Les fonds de pension publics américains locaux pourraient faire face à une crise de financement, avec des engagements non couverts estimés à 3 800 Md$ dans un rapport récent[1], provenant de promesses de versements de pension non provisionnées. Cette dette est en partie « cachée » car ces fonds affichent formellement des engagements non couverts de 1 400 Md$, en faisant l’hypothèse irréaliste d’un rendement anticipé de leurs actifs financiers de 7,5 % par an.

Poids des engagements non couverts des fonds de pension étatiques (en points de PIB de l'État concerné)

Le déficit de couverture des engagements des fonds de pension publics locaux (États fédérés, comtés, municipalités) serait a minima de 1 400 Md$ (8 points de PIB). L’évaluation de leurs engagements futurs est réalisée via des hypothèses très généreuses (utilisant souvent par exemple un taux de rendement de leurs actifs financiers de 7,5 %).

Des hypothèses plus réalistes sur le taux de rendement des actifs financiers augmenteraient sensiblement le niveau de cette dette. Ainsi, selon un rapport de la Hoover Institution, à l’estimation précédente il faudrait ajouter une « dette cachée » de 2 400 Md$ supplémentaires en 2015 (14 points de PIB). Cette dette « cachée » est évaluée par l’auteur en utilisant des hypothèses beaucoup plus strictes (utilisation d’un taux de rendement sans risque), qui peuvent être considérées comme très prudentes, mais qui sont proches des standards comptables d’autres pays ou des fonds de pension privés. Avec un taux de rendement anticipé plus en ligne avec le rendement moyen récent de ces fonds, l’ordre de grandeur de la « dette cachée » serait probablement plus proche de 1 500 Md$ (8 points de PIB), en plus des 1 400 Md$ affichés.

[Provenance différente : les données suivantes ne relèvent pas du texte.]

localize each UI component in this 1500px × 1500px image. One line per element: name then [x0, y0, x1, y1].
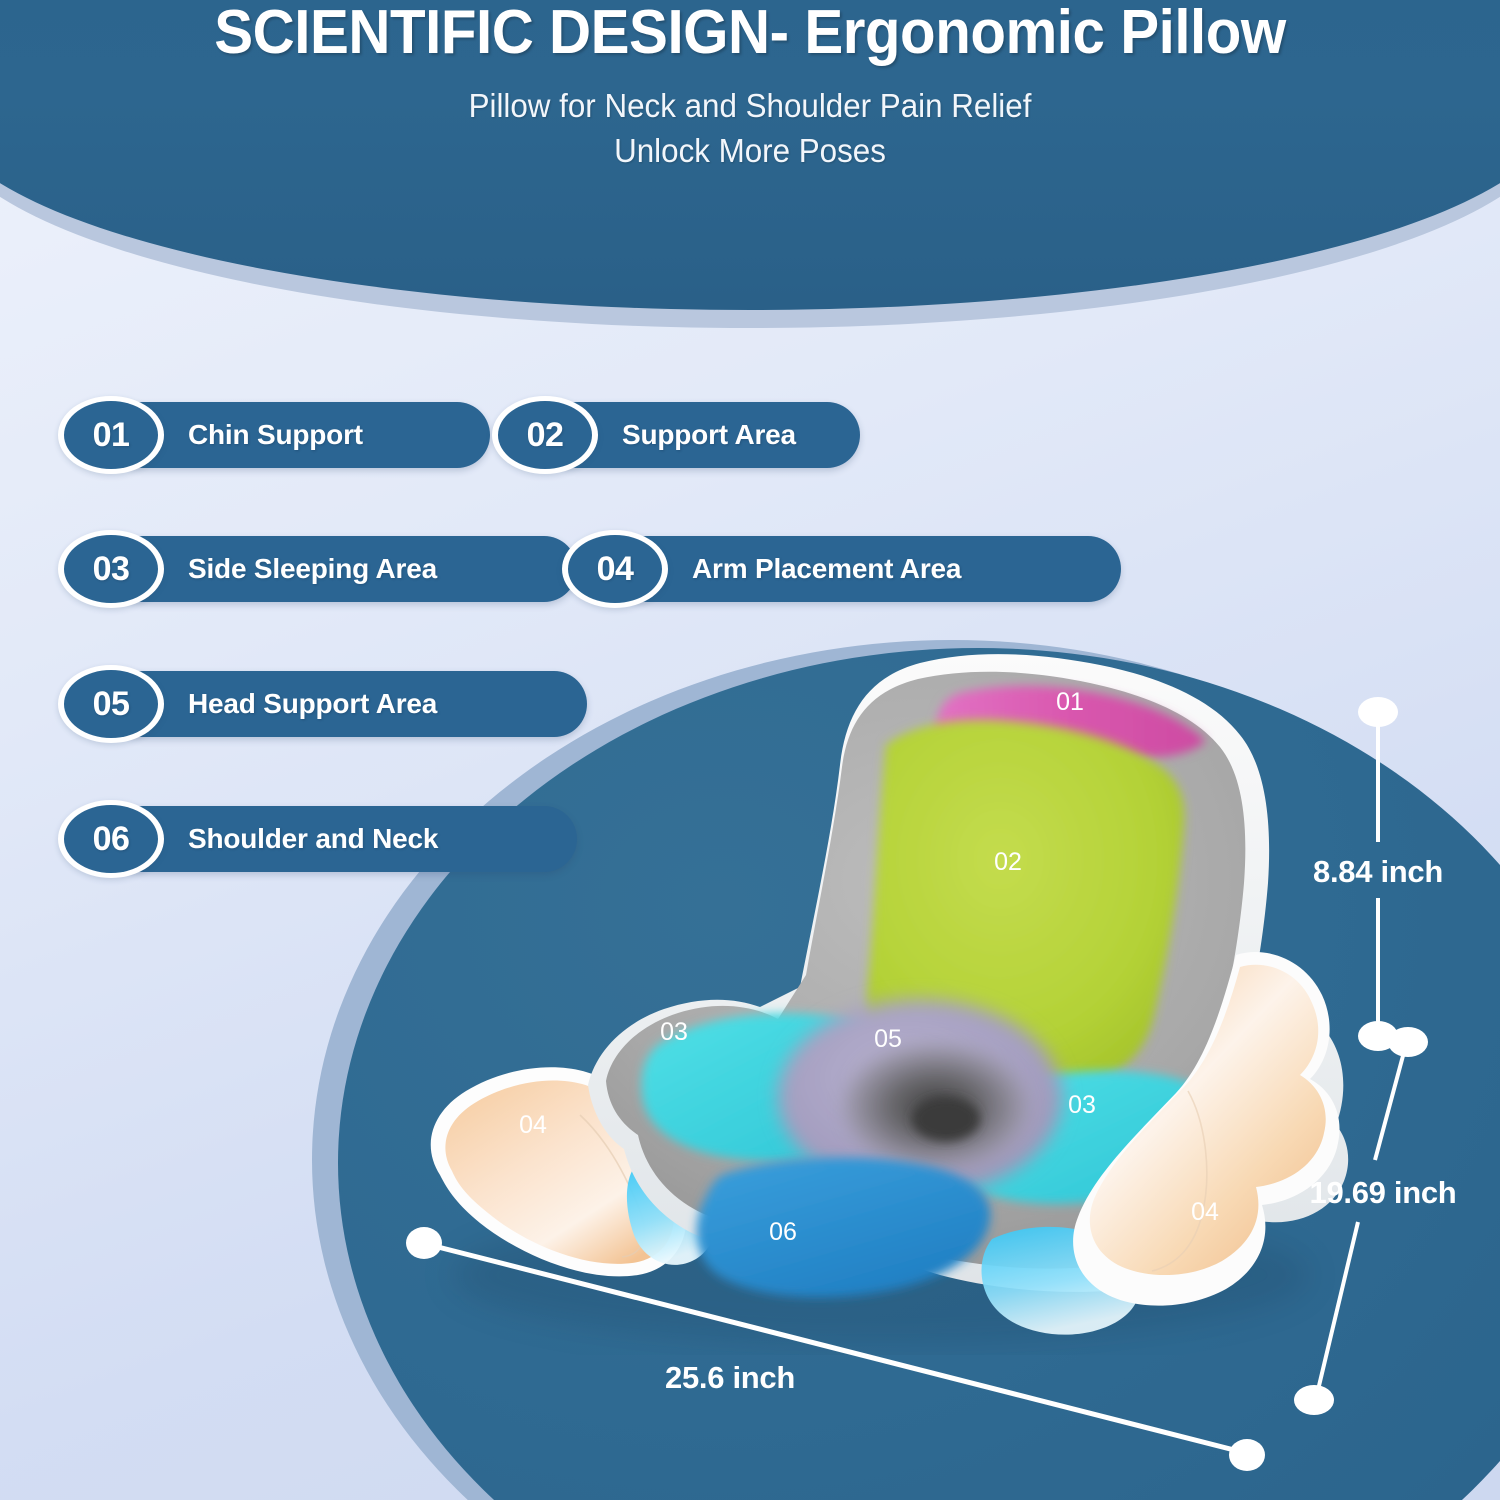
dimension-width: 25.6 inch — [406, 1227, 1265, 1471]
dimension-label-height: 8.84 inch — [1313, 854, 1443, 889]
dimension-label-width: 25.6 inch — [665, 1360, 795, 1395]
dimension-height: 8.84 inch — [1313, 697, 1443, 1051]
dimension-label-depth: 19.69 inch — [1310, 1175, 1457, 1210]
dimension-annotations: 8.84 inch 19.69 inch 25.6 inch — [0, 0, 1500, 1500]
infographic-canvas: SCIENTIFIC DESIGN- Ergonomic Pillow Pill… — [0, 0, 1500, 1500]
dimension-depth: 19.69 inch — [1294, 1027, 1456, 1415]
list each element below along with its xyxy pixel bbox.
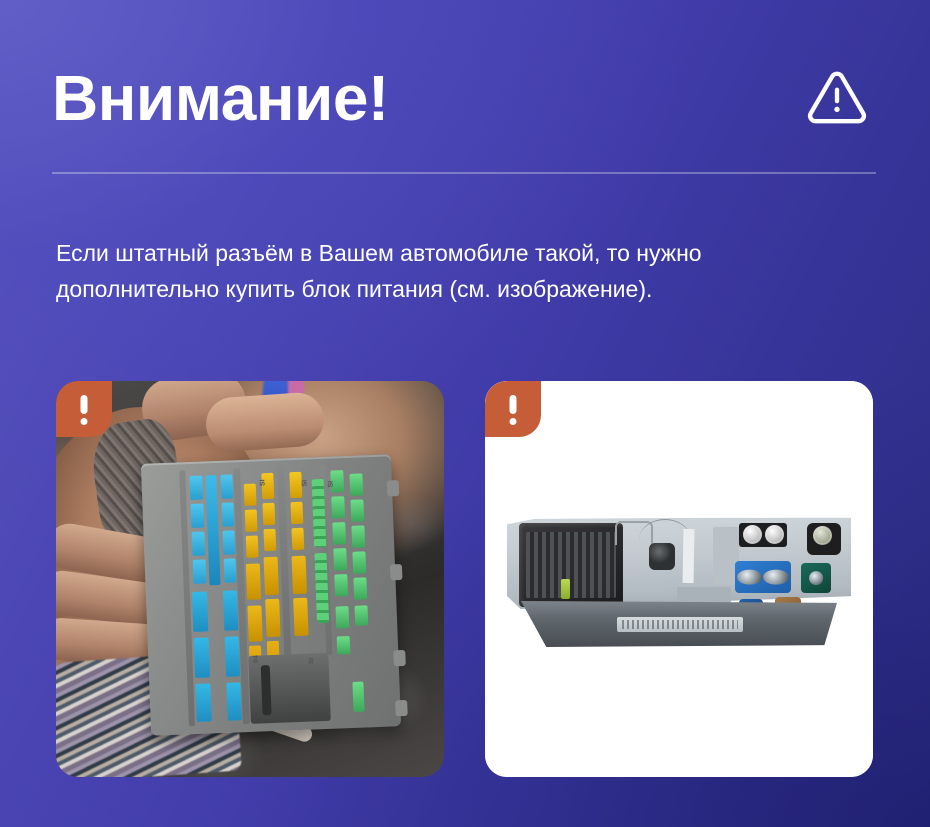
warning-banner: Внимание! Если штатный разъём в Вашем ав… <box>0 0 930 827</box>
body-line-2: дополнительно купить блок питания (см. и… <box>56 272 872 308</box>
exclamation-dot <box>510 418 517 425</box>
page-title: Внимание! <box>52 66 389 130</box>
exclamation-icon <box>81 395 88 414</box>
header-divider <box>52 172 876 174</box>
warning-badge-left <box>56 381 112 437</box>
body-line-1: Если штатный разъём в Вашем автомобиле т… <box>56 236 872 272</box>
power-supply-photo-image <box>485 381 873 777</box>
connector-photo-image: SI SI SI 04 SI <box>56 381 444 777</box>
warning-badge-right <box>485 381 541 437</box>
car-connector: SI SI SI 04 SI <box>141 454 401 735</box>
header: Внимание! <box>52 50 878 146</box>
power-supply-unit <box>507 517 851 647</box>
body-text: Если штатный разъём в Вашем автомобиле т… <box>56 236 872 307</box>
image-gallery: SI SI SI 04 SI <box>56 381 874 777</box>
power-supply-photo-card[interactable] <box>485 381 873 777</box>
warning-triangle-icon <box>804 65 870 131</box>
connector-photo-card[interactable]: SI SI SI 04 SI <box>56 381 444 777</box>
exclamation-icon <box>510 395 517 414</box>
exclamation-dot <box>81 418 88 425</box>
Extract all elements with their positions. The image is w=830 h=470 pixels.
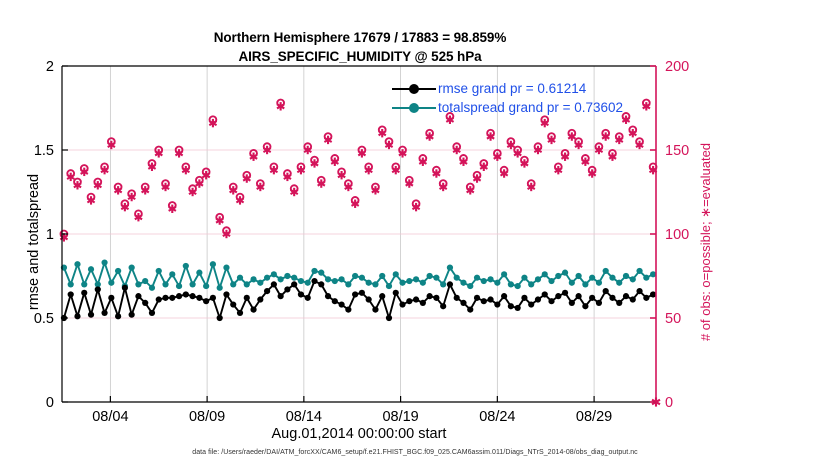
series-point-rmse (190, 293, 196, 299)
series-point-totalspread (636, 268, 642, 274)
series-point-totalspread (393, 271, 399, 277)
series-point-totalspread (521, 275, 527, 281)
series-point-rmse (318, 281, 324, 287)
series-point-totalspread (271, 271, 277, 277)
series-point-totalspread (474, 275, 480, 281)
series-point-rmse (291, 281, 297, 287)
legend: rmse grand pr = 0.61214 totalspread gran… (392, 79, 654, 117)
tick-label-bottom: 08/09 (189, 409, 225, 425)
legend-item-rmse[interactable]: rmse grand pr = 0.61214 (392, 79, 654, 98)
series-point-rmse (176, 293, 182, 299)
series-point-rmse (393, 290, 399, 296)
series-point-totalspread (447, 265, 453, 271)
series-point-totalspread (101, 259, 107, 265)
series-point-totalspread (156, 268, 162, 274)
series-point-totalspread (596, 280, 602, 286)
series-point-totalspread (481, 278, 487, 284)
series-point-rmse (515, 305, 521, 311)
series-point-totalspread (542, 271, 548, 277)
series-point-rmse (298, 291, 304, 297)
series-point-rmse (386, 315, 392, 321)
series-point-rmse (129, 312, 135, 318)
series-point-rmse (433, 295, 439, 301)
series-point-rmse (325, 293, 331, 299)
tick-label-right: 150 (665, 143, 689, 159)
series-point-rmse (406, 298, 412, 304)
series-point-totalspread (562, 270, 568, 276)
series-point-rmse (379, 293, 385, 299)
series-point-totalspread (162, 281, 168, 287)
series-point-rmse (149, 310, 155, 316)
series-point-totalspread (257, 280, 263, 286)
series-point-totalspread (223, 265, 229, 271)
series-point-totalspread (115, 268, 121, 274)
series-point-totalspread (135, 281, 141, 287)
series-point-rmse (481, 298, 487, 304)
series-point-totalspread (576, 273, 582, 279)
series-point-rmse (454, 295, 460, 301)
series-point-totalspread (399, 280, 405, 286)
series-point-totalspread (366, 280, 372, 286)
series-point-totalspread (183, 263, 189, 269)
series-point-totalspread (548, 278, 554, 284)
y-axis-left-label: rmse and totalspread (26, 112, 42, 372)
series-point-rmse (576, 293, 582, 299)
tick-label-left: 1 (46, 227, 54, 243)
series-point-rmse (616, 300, 622, 306)
series-point-totalspread (196, 270, 202, 276)
series-point-rmse (81, 290, 87, 296)
x-axis-label: Aug.01,2014 00:00:00 start (62, 426, 656, 442)
series-point-rmse (569, 300, 575, 306)
series-point-totalspread (359, 275, 365, 281)
series-point-totalspread (569, 280, 575, 286)
series-point-totalspread (264, 275, 270, 281)
series-point-totalspread (345, 281, 351, 287)
series-point-totalspread (413, 276, 419, 282)
series-point-totalspread (467, 283, 473, 289)
series-point-rmse (237, 310, 243, 316)
y-axis-right-label: # of obs: o=possible; ∗=evaluated (698, 112, 714, 372)
series-point-totalspread (68, 281, 74, 287)
series-point-rmse (609, 295, 615, 301)
series-point-rmse (366, 296, 372, 302)
series-point-totalspread (460, 280, 466, 286)
series-point-totalspread (305, 280, 311, 286)
tick-label-bottom: 08/29 (576, 409, 612, 425)
series-point-rmse (413, 296, 419, 302)
tick-label-bottom: 08/04 (92, 409, 128, 425)
series-point-rmse (359, 290, 365, 296)
series-point-totalspread (427, 273, 433, 279)
series-point-rmse (88, 312, 94, 318)
series-point-totalspread (176, 283, 182, 289)
series-point-rmse (345, 307, 351, 313)
series-point-totalspread (108, 280, 114, 286)
series-point-totalspread (129, 265, 135, 271)
series-point-rmse (244, 295, 250, 301)
series-point-totalspread (494, 280, 500, 286)
series-point-rmse (162, 295, 168, 301)
series-point-rmse (230, 301, 236, 307)
series-point-rmse (460, 300, 466, 306)
series-point-totalspread (643, 275, 649, 281)
tick-label-right: 100 (665, 227, 689, 243)
series-point-rmse (101, 310, 107, 316)
series-point-rmse (278, 293, 284, 299)
series-point-rmse (603, 288, 609, 294)
series-point-totalspread (440, 281, 446, 287)
series-point-rmse (535, 296, 541, 302)
series-point-rmse (305, 295, 311, 301)
series-point-totalspread (528, 281, 534, 287)
series-point-totalspread (149, 285, 155, 291)
series-point-totalspread (487, 276, 493, 282)
series-point-totalspread (535, 276, 541, 282)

Cette sous-capitalisation des fonds de pension pèse sur la soutenabilité financière des budgets des collectivités. À politique inchangée, certains fonds publics pourraient connaître des problèmes de liquidité et ne pas être en mesure de payer les prestations dès 2020[2]. Les possibilités de baisser les prestations étant très contraintes, les collectivités devront chercher d’autres ressources budgétaires pour faire face à leurs engagements (hausse des recettes ou baisse des dépenses). À moyen terme, le risque de défaut d’une ou de plusieurs collectivités ne peut être totalement écarté ; parmi les États fédérés, la situation de l’Illinois inquiète particulièrement (la dette de l’État est classée « lower medium grade » par les agences de notation). Au contraire des villes, les États fédérés ne disposent pas de cadre de faillite et il existe une convention légale de « no bail out » fédéral.

L’impact macroéconomique potentiel est difficile à évaluer du fait de la disparité des situations des fonds de pension et des incertitudes entourant les leviers qui seront utilisés par les collectivités. L’effort d’ajustement nécessaire pour stabiliser la situation, id est ne pas augmenter le niveau de dette implicite déjà atteint, serait d’un point de PIB pour les finances publiques locales, selon le rapport de l’institut Hoover. Celui nécessaire pour résorber en vingt ans le stock de dette accumulée serait d’environ 1½ point de PIB par an, avec les hypothèses du rapport. Avec des hypothèses de rendement financier moins prudentes, l’effort nécessaire serait un peu plus faible. Par ailleurs, d’autres risques encore plus difficilement quantifiables existent, notamment sur la stabilité financière en cas de panique sur les fonds de pension, qui pourrait occasionner des rachats massifs par les épargnants, et donc des ventes brutales d’actifs par les fonds.

La sous-capitalisation des fonds de pension des collectivités américaines – dont l’ampleur est sans doute exagérée par l’institut Hoover – génère un besoin d’ajustement non négligeable des finances locales américaines, particulièrement élevé pour certaines collectivités. Sans être systémique, le risque d’un défaut d’une collectivité ne peut ainsi être écarté à moyen terme, avec des conséquences difficilement prévisibles, le cadre institutionnel américain ne permettant pas de « bail-out » d’un État fédéré par l’État fédéral. L’exemple américain illustre aussi les risques liés à l’existence de règles prudentielles trop laxistes pour les collectivités locales.

 

[1] Joshua D. Rauh (2017), “Hidden Debt, Hidden Deficits: 2017 Edition”, Institut Hoover, Stanford.


[2] Selon une étude de J. Rauh de Stanford et The Economist.